Time famine is a cornerstone of a person with a fixed mindset. It’s like you’re in a desert searching for that watery oasis, but at every turn your only finding hot air dryers blowing in your face. You’re exhausted, dehydrated, jacked up on caffeine and adrenaline, and your wonder why it seems like the rest of the world gives zero shits about your projects and goals. There are no victims, only volunteers. This is an optional and curable condition that you can kick to the curb.
Try these tactics on for size:

1- Pause and schedule time to meditate
Time famine starts to go away when you rein it in and take time to breath, recharge, and gain perspective. You will return from a short walk, or time on a meditation app in a meeting room, recharged and ready to confidently continue your day without sharing your stress and energy with the rest of the office.

2- Don’t assume that because you have a deadline or quarter end goal, that everyone else cares about it as much as you do!
If you do have deadlines and key time sensitive goals, please bring this forward very early on in your engagement whenever appropriate. If you are in sales, like me, offer up pricing that expires to incent the client to commit before the expiration. And, if you have a good enough relationship which is kind of your job, you can explain that it would be helpful to you if they could sign by x date, don’t bank on it, and find other opportunities to fill your pipeline in case they just can’t and are too polite to tell you. Not in sales, but gunning for a promotion or have a project deadline? Agree in advance and insure that the other party shares your sense of urgency.

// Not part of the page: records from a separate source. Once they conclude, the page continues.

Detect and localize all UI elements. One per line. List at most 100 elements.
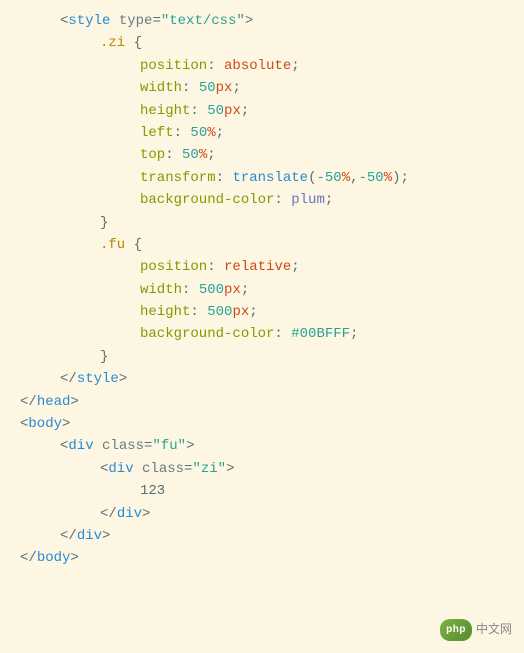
code-token-tag-name: div <box>68 438 93 454</box>
code-token-colon: : <box>216 170 233 186</box>
code-token-property: top <box>140 147 165 163</box>
code-token-tag-name: style <box>68 13 110 29</box>
code-line: .fu { <box>20 234 524 256</box>
code-token-tag-name: style <box>77 371 119 387</box>
code-token-property: width <box>140 80 182 96</box>
code-token-value-number: 50 <box>207 103 224 119</box>
code-token-value-percent: % <box>199 147 207 163</box>
code-token-attr-name: type <box>119 13 153 29</box>
code-token-attr-value: "text/css" <box>161 13 245 29</box>
code-token-text-content: 123 <box>140 483 165 499</box>
code-token-colon: : <box>182 80 199 96</box>
code-token-value-percent: % <box>207 125 215 141</box>
code-line: </body> <box>20 547 524 569</box>
code-token-tag-name: head <box>37 394 71 410</box>
code-token-text-content <box>134 461 142 477</box>
code-token-property: position <box>140 58 207 74</box>
code-token-colon: : <box>165 147 182 163</box>
code-token-value-unit: px <box>216 80 233 96</box>
code-token-property: width <box>140 282 182 298</box>
code-token-tag-bracket: > <box>70 394 78 410</box>
code-token-colon: : <box>274 192 291 208</box>
code-token-property: left <box>140 125 174 141</box>
code-block: <style type="text/css">.zi {position: ab… <box>0 10 524 570</box>
code-token-semicolon: ; <box>241 103 249 119</box>
code-token-semicolon: ; <box>232 80 240 96</box>
code-token-property: background-color <box>140 192 274 208</box>
code-line: height: 50px; <box>20 100 524 122</box>
code-line: background-color: plum; <box>20 189 524 211</box>
code-token-attr-name: class <box>142 461 184 477</box>
code-token-value-color: plum <box>291 192 325 208</box>
code-line: position: absolute; <box>20 55 524 77</box>
code-token-semicolon: ; <box>350 326 358 342</box>
code-token-selector: .fu <box>100 237 125 253</box>
code-token-property: transform <box>140 170 216 186</box>
code-token-value-unit: px <box>224 282 241 298</box>
code-token-brace: { <box>134 35 142 51</box>
code-line: </head> <box>20 391 524 413</box>
code-token-semicolon: ; <box>207 147 215 163</box>
code-token-tag-bracket: </ <box>20 550 37 566</box>
code-token-brace: } <box>100 215 108 231</box>
watermark: php 中文网 <box>440 619 512 641</box>
code-line: <body> <box>20 413 524 435</box>
code-token-colon: : <box>207 259 224 275</box>
code-line: 123 <box>20 480 524 502</box>
code-line: position: relative; <box>20 256 524 278</box>
code-token-value-keyword: relative <box>224 259 291 275</box>
code-line: left: 50%; <box>20 122 524 144</box>
code-token-value-number: -50 <box>316 170 341 186</box>
code-token-tag-bracket: > <box>142 506 150 522</box>
code-token-attr-value: "zi" <box>192 461 226 477</box>
code-token-semicolon: ; <box>216 125 224 141</box>
code-token-semicolon: ; <box>325 192 333 208</box>
code-line: transform: translate(-50%,-50%); <box>20 167 524 189</box>
code-token-tag-name: div <box>77 528 102 544</box>
code-line: } <box>20 212 524 234</box>
code-token-value-func: translate <box>232 170 308 186</box>
code-token-paren: ) <box>392 170 400 186</box>
code-token-property: background-color <box>140 326 274 342</box>
code-token-tag-bracket: </ <box>60 528 77 544</box>
code-token-tag-bracket: > <box>245 13 253 29</box>
code-token-value-number: 50 <box>182 147 199 163</box>
code-token-brace: } <box>100 349 108 365</box>
code-token-semicolon: ; <box>291 259 299 275</box>
code-line: <div class="fu"> <box>20 435 524 457</box>
code-token-semicolon: ; <box>249 304 257 320</box>
code-token-text-content <box>125 35 133 51</box>
code-token-semicolon: ; <box>291 58 299 74</box>
code-token-value-unit: px <box>224 103 241 119</box>
code-token-property: position <box>140 259 207 275</box>
code-line: </div> <box>20 525 524 547</box>
code-token-value-number: 500 <box>207 304 232 320</box>
code-token-value-number: 500 <box>199 282 224 298</box>
code-line: </style> <box>20 368 524 390</box>
code-line: <style type="text/css"> <box>20 10 524 32</box>
code-token-colon: : <box>190 103 207 119</box>
code-token-attr-name: class <box>102 438 144 454</box>
code-token-comma: , <box>350 170 358 186</box>
code-token-tag-name: body <box>28 416 62 432</box>
code-token-tag-bracket: > <box>226 461 234 477</box>
code-token-tag-bracket: > <box>186 438 194 454</box>
code-token-tag-bracket: </ <box>100 506 117 522</box>
code-line: <div class="zi"> <box>20 458 524 480</box>
code-token-colon: : <box>274 326 291 342</box>
code-token-value-percent: % <box>342 170 350 186</box>
code-line: } <box>20 346 524 368</box>
code-token-tag-bracket: > <box>70 550 78 566</box>
code-line: height: 500px; <box>20 301 524 323</box>
code-token-value-number: -50 <box>359 170 384 186</box>
code-line: top: 50%; <box>20 144 524 166</box>
code-token-brace: { <box>134 237 142 253</box>
code-token-text-content <box>110 13 118 29</box>
code-token-tag-name: body <box>37 550 71 566</box>
code-token-value-keyword: absolute <box>224 58 291 74</box>
code-token-colon: : <box>182 282 199 298</box>
code-line: background-color: #00BFFF; <box>20 323 524 345</box>
code-token-semicolon: ; <box>241 282 249 298</box>
code-token-property: height <box>140 103 190 119</box>
watermark-text: 中文网 <box>476 620 512 639</box>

3- Listen better and ask great questions.
Every hour of every day, we are missing important information that people are generously offering up in meetings, phone calls and event emails that hardly anyone reads because we’re just not listening. We need to listen to understand, not to respond.

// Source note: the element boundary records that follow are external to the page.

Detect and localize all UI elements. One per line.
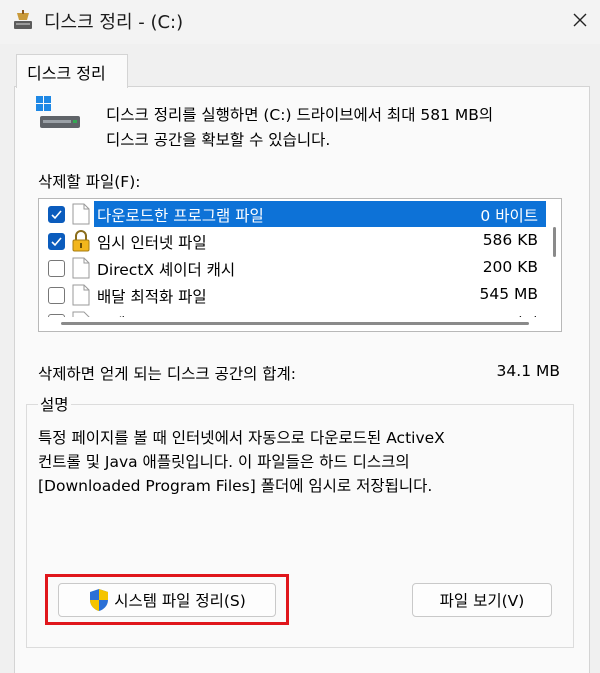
checkbox-directx-shader-cache[interactable] — [48, 260, 65, 277]
lock-icon — [72, 230, 90, 252]
vertical-scrollbar[interactable] — [546, 199, 561, 317]
drive-icon — [36, 96, 80, 128]
list-item-delivery-optimization-files[interactable]: 배달 최적화 파일 545 MB — [39, 282, 546, 309]
close-icon — [573, 13, 587, 27]
list-item-temporary-internet-files[interactable]: 임시 인터넷 파일 586 KB — [39, 228, 546, 255]
highlight-annotation — [45, 574, 289, 625]
close-button[interactable] — [566, 6, 594, 34]
horizontal-scrollbar[interactable] — [39, 317, 561, 331]
file-size: 200 KB — [482, 258, 538, 276]
description-line-3: [Downloaded Program Files] 폴더에 임시로 저장됩니다… — [38, 477, 433, 495]
checkmark-icon — [51, 210, 62, 220]
description-line-1: 특정 페이지를 볼 때 인터넷에서 자동으로 다운로드된 ActiveX — [38, 429, 445, 447]
file-name: 임시 인터넷 파일 — [97, 234, 207, 252]
checkbox-temporary-internet-files[interactable] — [48, 233, 65, 250]
description-line-2: 컨트롤 및 Java 애플릿입니다. 이 파일들은 하드 디스크의 — [38, 453, 410, 471]
vertical-scroll-thumb[interactable] — [553, 227, 556, 257]
file-size: 545 MB — [479, 285, 538, 303]
list-item-downloaded-program-files[interactable]: 다운로드한 프로그램 파일 0 바이트 — [39, 201, 546, 228]
view-files-button[interactable]: 파일 보기(V) — [412, 583, 552, 617]
list-item-directx-shader-cache[interactable]: DirectX 셰이더 캐시 200 KB — [39, 255, 546, 282]
tab-disk-cleanup[interactable]: 디스크 정리 — [16, 54, 128, 88]
horizontal-scroll-thumb[interactable] — [61, 322, 529, 325]
file-size: 0 바이트 — [480, 207, 538, 225]
file-name: DirectX 셰이더 캐시 — [97, 261, 236, 279]
checkmark-icon — [51, 237, 62, 247]
intro-line-2: 디스크 공간을 확보할 수 있습니다. — [106, 131, 331, 149]
total-space-label: 삭제하면 얻게 되는 디스크 공간의 합계: — [38, 365, 297, 383]
checkbox-delivery-optimization-files[interactable] — [48, 287, 65, 304]
file-name: 배달 최적화 파일 — [97, 288, 207, 306]
description-legend: 설명 — [38, 393, 71, 415]
total-space-value: 34.1 MB — [496, 362, 560, 380]
files-listbox[interactable]: 다운로드한 프로그램 파일 0 바이트 임시 인터넷 파일 586 KB Dir… — [38, 198, 562, 332]
file-size: 586 KB — [482, 231, 538, 249]
description-text: 특정 페이지를 볼 때 인터넷에서 자동으로 다운로드된 ActiveX 컨트롤… — [38, 426, 445, 498]
file-icon — [72, 203, 90, 225]
file-icon — [72, 257, 90, 279]
checkbox-downloaded-program-files[interactable] — [48, 206, 65, 223]
intro-text: 디스크 정리를 실행하면 (C:) 드라이브에서 최대 581 MB의 디스크 … — [106, 103, 493, 153]
disk-cleanup-icon — [14, 10, 32, 29]
title-bar: 디스크 정리 - (C:) — [0, 0, 600, 44]
window-title: 디스크 정리 - (C:) — [44, 12, 184, 33]
files-to-delete-label: 삭제할 파일(F): — [38, 173, 141, 191]
file-name: 다운로드한 프로그램 파일 — [97, 207, 264, 225]
intro-line-1: 디스크 정리를 실행하면 (C:) 드라이브에서 최대 581 MB의 — [106, 106, 494, 124]
file-icon — [72, 284, 90, 306]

4- Prioritize better and allocate time to the important tasks only.
Do you really need to treat every call, email and request the same regardless the source? The answer should be no, unless you work in a call center, or customer success den, or whatever they are called this week. Typically, calm achievers get promoted not those who moan about their commitments.

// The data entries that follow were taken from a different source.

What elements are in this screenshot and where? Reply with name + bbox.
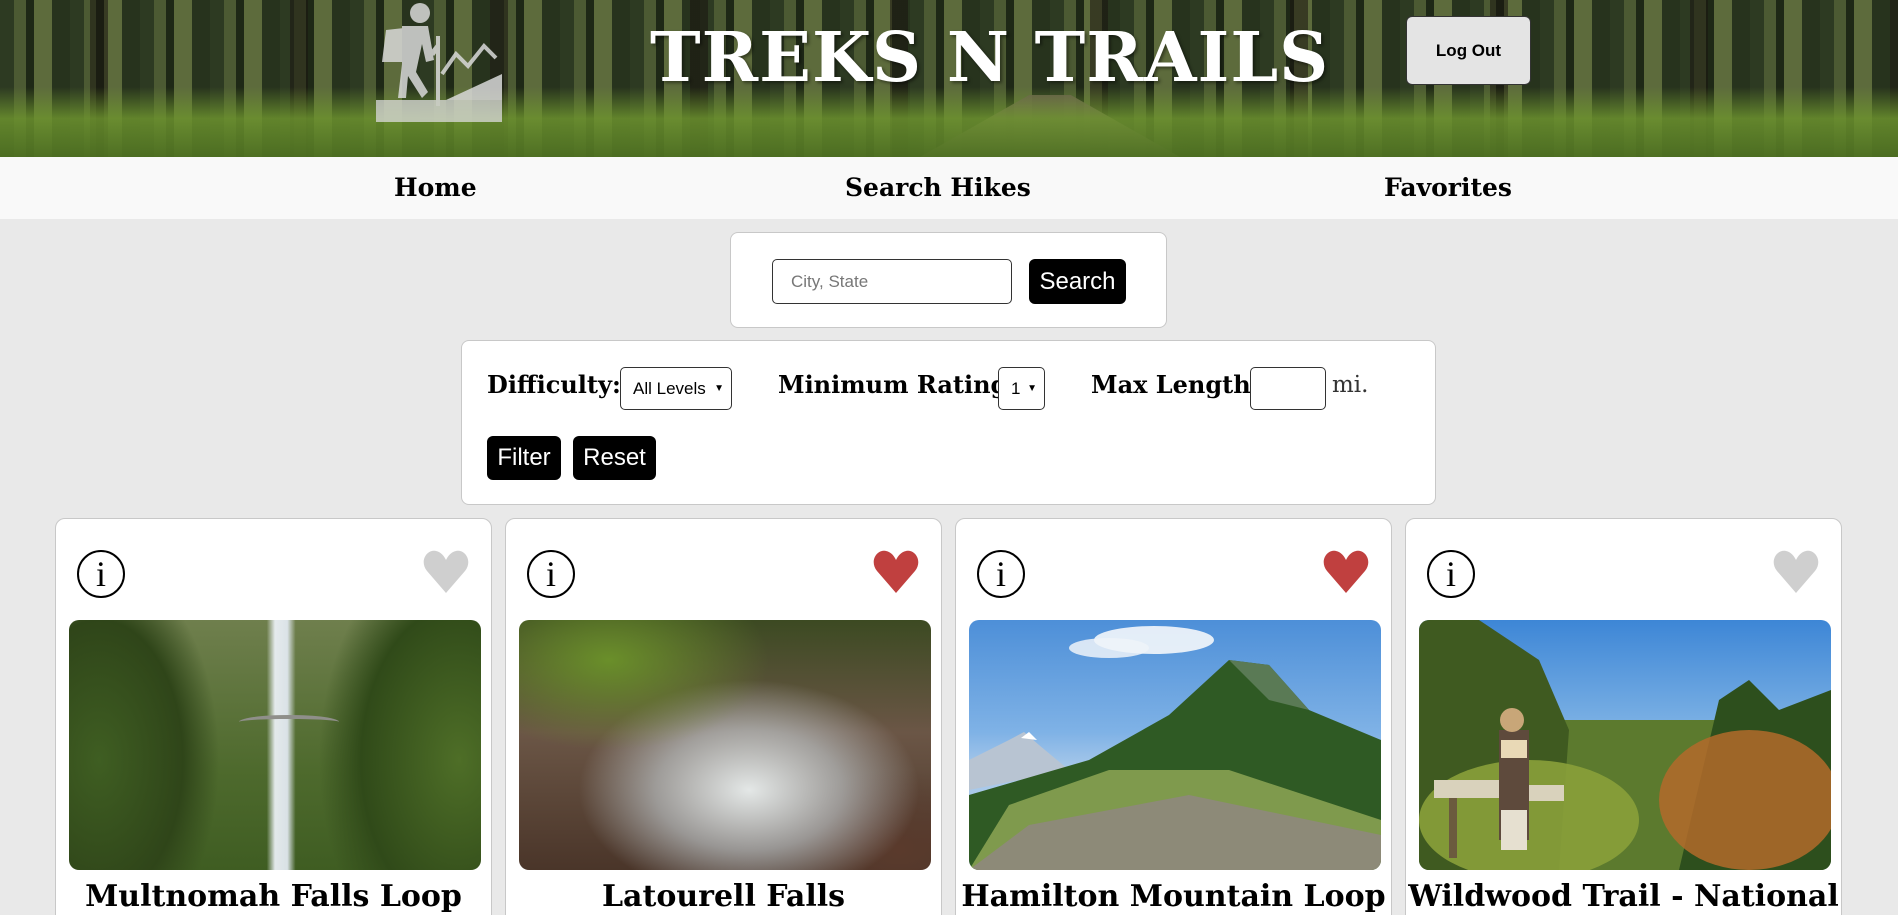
reset-button[interactable]: Reset xyxy=(573,436,656,480)
hike-photo[interactable] xyxy=(969,620,1381,870)
hike-card: i Hamilton Mountain Loop xyxy=(955,518,1392,915)
info-icon[interactable]: i xyxy=(77,550,125,598)
chevron-down-icon: ▼ xyxy=(1027,383,1037,394)
length-unit-label: mi. xyxy=(1332,372,1369,398)
max-length-label: Max Length: xyxy=(1091,370,1260,399)
site-title: TREKS N TRAILS xyxy=(650,18,1330,98)
info-icon[interactable]: i xyxy=(527,550,575,598)
mountain-scene xyxy=(969,626,1381,870)
site-header: TREKS N TRAILS Log Out xyxy=(0,0,1898,157)
hike-title[interactable]: Multnomah Falls Loop xyxy=(56,879,491,914)
filter-button[interactable]: Filter xyxy=(487,436,561,480)
hike-card: i Multnomah Falls Loop xyxy=(55,518,492,915)
minimum-rating-select-value: 1 xyxy=(1011,378,1021,398)
minimum-rating-label: Minimum Rating: xyxy=(778,370,1017,399)
hike-title[interactable]: Latourell Falls xyxy=(506,879,941,914)
search-panel: Search xyxy=(730,232,1167,328)
filter-panel: Difficulty: All Levels ▼ Minimum Rating:… xyxy=(461,340,1436,505)
heart-icon[interactable] xyxy=(1321,547,1371,597)
main-nav: Home Search Hikes Favorites xyxy=(0,157,1898,219)
minimum-rating-select[interactable]: 1 ▼ xyxy=(998,367,1045,410)
city-state-input[interactable] xyxy=(772,259,1012,304)
heart-icon[interactable] xyxy=(1771,547,1821,597)
hike-photo[interactable] xyxy=(519,620,931,870)
hike-photo[interactable] xyxy=(1419,620,1831,870)
difficulty-label: Difficulty: xyxy=(487,370,621,399)
heart-icon[interactable] xyxy=(871,547,921,597)
difficulty-select-value: All Levels xyxy=(633,378,706,398)
nav-item-search-hikes[interactable]: Search Hikes xyxy=(845,173,1031,202)
hike-title[interactable]: Hamilton Mountain Loop xyxy=(956,879,1391,914)
hiker-logo-icon xyxy=(376,3,502,122)
search-button[interactable]: Search xyxy=(1029,259,1126,304)
info-icon[interactable]: i xyxy=(977,550,1025,598)
nav-item-home[interactable]: Home xyxy=(394,173,477,202)
nav-item-favorites[interactable]: Favorites xyxy=(1384,173,1512,202)
logout-button[interactable]: Log Out xyxy=(1406,16,1531,85)
hike-card: i Wildwood Trail - National xyxy=(1405,518,1842,915)
info-icon[interactable]: i xyxy=(1427,550,1475,598)
chevron-down-icon: ▼ xyxy=(714,383,724,394)
hike-card: i Latourell Falls xyxy=(505,518,942,915)
overlook-scene xyxy=(1419,620,1831,870)
heart-icon[interactable] xyxy=(421,547,471,597)
difficulty-select[interactable]: All Levels ▼ xyxy=(620,367,732,410)
hike-title[interactable]: Wildwood Trail - National xyxy=(1406,879,1841,914)
max-length-input[interactable] xyxy=(1250,367,1326,410)
hike-photo[interactable] xyxy=(69,620,481,870)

5- Delegate, share, and empower others on your team.
What better way to get some of the non-strategic or less important tasks off your plate than to mentor someone else into doing it as a growth opportunity.

If you’re starving for sanity, make time to feed it. Adjust your mindset to growth, focus on the big objectives, listen, and delegate or out-task the activities that boost your famine. Most importantly, stop thinking that your busy schedule is a testament to achievement, when it’s really just an eye roll inducing statement confirming you can’t control your calendar.